I convinced the hearing officer that the high reading on the interlock was a result of Glenn’s medication and that Glenn had not been drinking alcohol. The alcohol detector had detected an alcohol level of over .09%. This would mean that if Glenn had been drinking (which he hadn’t), he would have had approximately 4 to 5 drinks in his system. Given an alcohol elimination rate of about .015% per hour, it would’ve taken approximately 5 hours for Glenn to burn off the alcohol. The key to Glenn’s case would be found in the alcohol detector records. These records showed that the interlock device requested that Glenn give 4 additional samples over the next 4 hours. All 4 of these samples were negative for alcohol.
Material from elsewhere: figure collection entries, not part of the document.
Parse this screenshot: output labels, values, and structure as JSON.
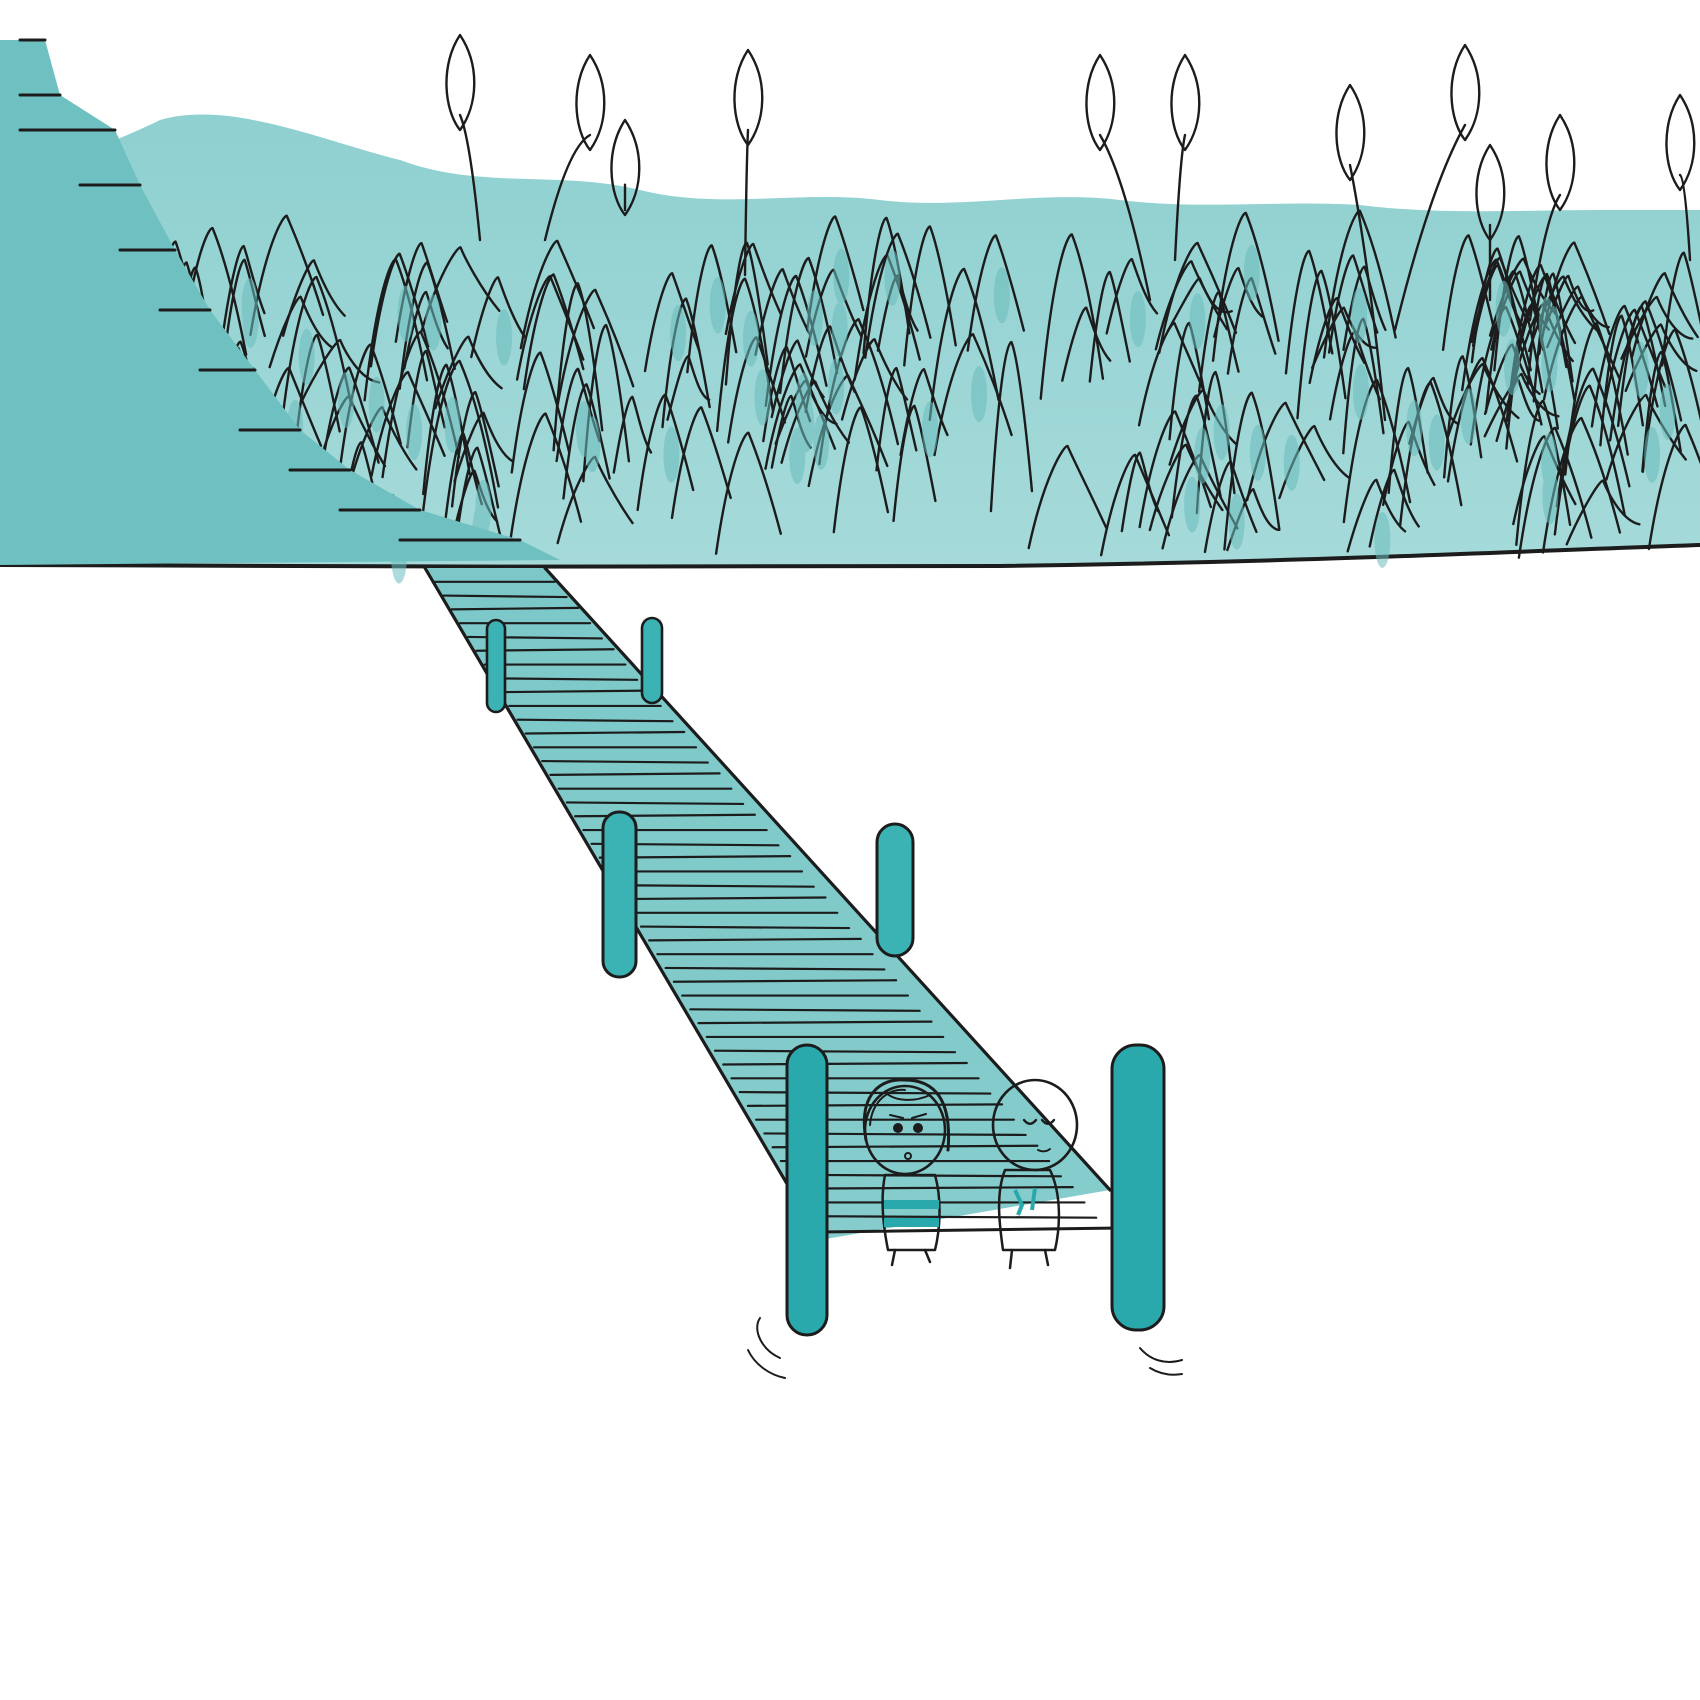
{
  "scene": {
    "description_type": "illustration",
    "palette": {
      "background": "#ffffff",
      "teal_light": "#a9d9d9",
      "teal_mid": "#7cc6c6",
      "teal_dark": "#3bb3b5",
      "teal_deep": "#2aa9ac",
      "ink": "#1c1c1c"
    },
    "elements": [
      "reed-bank",
      "cattail-heads",
      "staircase",
      "boardwalk-pier",
      "mooring-posts",
      "child-girl",
      "child-boy",
      "water-ripples"
    ]
  }
}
Thus, if Glenn had consumed alcohol (and again he hadn’t), all 4 of these samples would have been positive because the alcohol would have been in his system when the samples were requested.
After Glenn’s testimony and my closing argument, the hearing officer was convinced that the medication triggered the high reading and that Glenn had not been consuming alcohol. The hearing officer then granted Glenn a full driver’s license.